Button Straddle
Also known as: button straddle, Mississippi straddle, btn straddle
A blind raise posted by the button instead of UTG, which reorders preflop action so the blinds act first and the button acts last.
A button straddle (a Mississippi-style straddle posted on the button) is an optional blind bet of typically 2× the big blind put up by the player on the button before the deal. Unlike a standard UTG straddle, it changes the action order: the most common ruling is that preflop action starts with the small blind and proceeds clockwise, with the straddling button acting last — buying the single most powerful seat in the hand both for the straddled round and on every postflop street.
That positional bonus is what makes a button straddle materially different from a UTG straddle.
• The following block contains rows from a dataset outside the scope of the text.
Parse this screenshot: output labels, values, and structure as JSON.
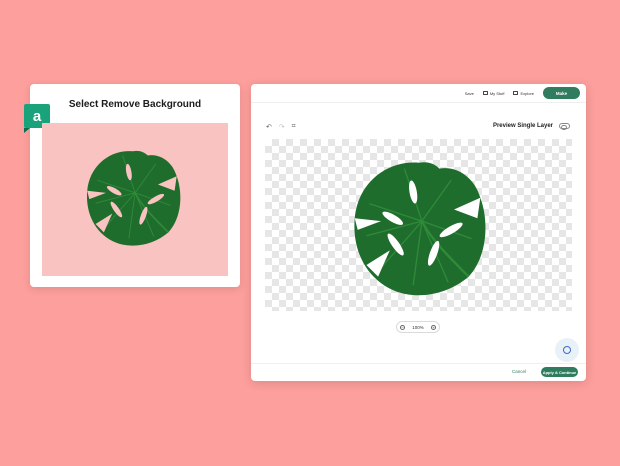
{
  "left_panel": {
    "logo_letter": "a",
    "title": "Select Remove Background"
  },
  "editor": {
    "nav": {
      "save": "Save",
      "my_stuff": "My Stuff",
      "explore": "Explore",
      "make": "Make"
    },
    "toolbar": {
      "undo_icon": "↶",
      "redo_icon": "↷",
      "crop_icon": "⌗"
    },
    "preview_single_layer": "Preview Single Layer",
    "zoom": {
      "value": "100%",
      "minus": "−",
      "plus": "+"
    },
    "footer": {
      "cancel": "Cancel",
      "apply": "Apply & Continue"
    }
  },
  "colors": {
    "background": "#fd9f9c",
    "accent": "#2f7c5e",
    "logo": "#1aa37a",
    "preview_bg": "#f8c3c0",
    "leaf": "#1f6d2c"
  }
}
The UTG straddler pays for last preflop action but plays out of position postflop from early; the button straddler gets last action preflop and keeps the button postflop, so the straddle is far closer to break-even and can even be defensible against passive opposition. Rooms vary on whether the small blind or UTG acts first when a button straddle is in play, and many cap or disallow it — confirm the house ruling before posting.
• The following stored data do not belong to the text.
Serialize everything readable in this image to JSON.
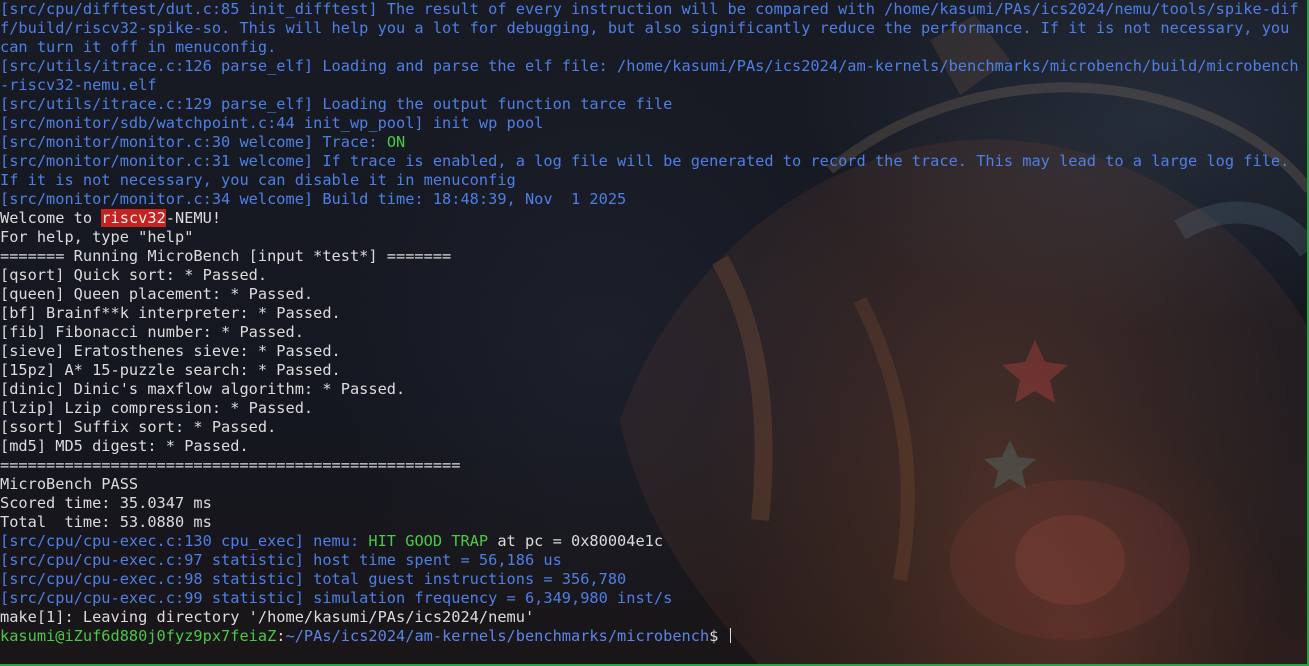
{
  "terminal": {
    "lines": [
      [
        {
          "t": "[src/cpu/difftest/dut.c:85 init_difftest] The result of every instruction will be compared with /home/kasumi/PAs/ics2024/nemu/tools/spike-diff/build/riscv32-spike-so. This will help you a lot for debugging, but also significantly reduce the performance. If it is not necessary, you can turn it off in menuconfig.",
          "c": "blue"
        }
      ],
      [
        {
          "t": "[src/utils/itrace.c:126 parse_elf] Loading and parse the elf file: /home/kasumi/PAs/ics2024/am-kernels/benchmarks/microbench/build/microbench-riscv32-nemu.elf",
          "c": "blue"
        }
      ],
      [
        {
          "t": "[src/utils/itrace.c:129 parse_elf] Loading the output function tarce file",
          "c": "blue"
        }
      ],
      [
        {
          "t": "[src/monitor/sdb/watchpoint.c:44 init_wp_pool] init wp pool",
          "c": "blue"
        }
      ],
      [
        {
          "t": "[src/monitor/monitor.c:30 welcome] Trace: ",
          "c": "blue"
        },
        {
          "t": "ON",
          "c": "green"
        }
      ],
      [
        {
          "t": "[src/monitor/monitor.c:31 welcome] If trace is enabled, a log file will be generated to record the trace. This may lead to a large log file. If it is not necessary, you can disable it in menuconfig",
          "c": "blue"
        }
      ],
      [
        {
          "t": "[src/monitor/monitor.c:34 welcome] Build time: 18:48:39, Nov  1 2025",
          "c": "blue"
        }
      ],
      [
        {
          "t": "Welcome to ",
          "c": "white"
        },
        {
          "t": "riscv32",
          "c": "red-bg"
        },
        {
          "t": "-NEMU!",
          "c": "white"
        }
      ],
      [
        {
          "t": "For help, type \"help\"",
          "c": "white"
        }
      ],
      [
        {
          "t": "======= Running MicroBench [input *test*] =======",
          "c": "white"
        }
      ],
      [
        {
          "t": "[qsort] Quick sort: * Passed.",
          "c": "white"
        }
      ],
      [
        {
          "t": "[queen] Queen placement: * Passed.",
          "c": "white"
        }
      ],
      [
        {
          "t": "[bf] Brainf**k interpreter: * Passed.",
          "c": "white"
        }
      ],
      [
        {
          "t": "[fib] Fibonacci number: * Passed.",
          "c": "white"
        }
      ],
      [
        {
          "t": "[sieve] Eratosthenes sieve: * Passed.",
          "c": "white"
        }
      ],
      [
        {
          "t": "[15pz] A* 15-puzzle search: * Passed.",
          "c": "white"
        }
      ],
      [
        {
          "t": "[dinic] Dinic's maxflow algorithm: * Passed.",
          "c": "white"
        }
      ],
      [
        {
          "t": "[lzip] Lzip compression: * Passed.",
          "c": "white"
        }
      ],
      [
        {
          "t": "[ssort] Suffix sort: * Passed.",
          "c": "white"
        }
      ],
      [
        {
          "t": "[md5] MD5 digest: * Passed.",
          "c": "white"
        }
      ],
      [
        {
          "t": "==================================================",
          "c": "white"
        }
      ],
      [
        {
          "t": "MicroBench PASS",
          "c": "white"
        }
      ],
      [
        {
          "t": "Scored time: 35.0347 ms",
          "c": "white"
        }
      ],
      [
        {
          "t": "Total  time: 53.0880 ms",
          "c": "white"
        }
      ],
      [
        {
          "t": "[src/cpu/cpu-exec.c:130 cpu_exec] nemu: ",
          "c": "blue"
        },
        {
          "t": "HIT GOOD TRAP",
          "c": "green"
        },
        {
          "t": " at pc = 0x80004e1c",
          "c": "white"
        }
      ],
      [
        {
          "t": "[src/cpu/cpu-exec.c:97 statistic] host time spent = 56,186 us",
          "c": "blue"
        }
      ],
      [
        {
          "t": "[src/cpu/cpu-exec.c:98 statistic] total guest instructions = 356,780",
          "c": "blue"
        }
      ],
      [
        {
          "t": "[src/cpu/cpu-exec.c:99 statistic] simulation frequency = 6,349,980 inst/s",
          "c": "blue"
        }
      ],
      [
        {
          "t": "make[1]: Leaving directory '/home/kasumi/PAs/ics2024/nemu'",
          "c": "white"
        }
      ]
    ],
    "prompt": {
      "user_host": "kasumi@iZuf6d880j0fyz9px7feiaZ",
      "separator": ":",
      "path": "~/PAs/ics2024/am-kernels/benchmarks/microbench",
      "symbol": "$ "
    }
  },
  "colors": {
    "blue": "#4e7fe6",
    "green": "#4ac948",
    "white": "#dcdcdc",
    "highlight": "#c4231f",
    "window_border": "#2ea043"
  }
}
Like any straddle it doubles the effective stakes and compresses everyone's stack-to-pot ratio for the hand, inflating variance. Its main use is to juice a deep, action-friendly game while sitting in the best seat. Re-straddles and over-the-top straddles are room-dependent; when in doubt, ask the floorman.
Example
$5/$10 game, button posts a $20 button straddle. Action begins with the small blind, not UTG; everyone else acts, and the button decides last preflop with $20 already in. Postflop the button still closes every street — last preflop action plus position is a meaningful edge versus a normal UTG straddle, where you'd be out of position from EP after the flop.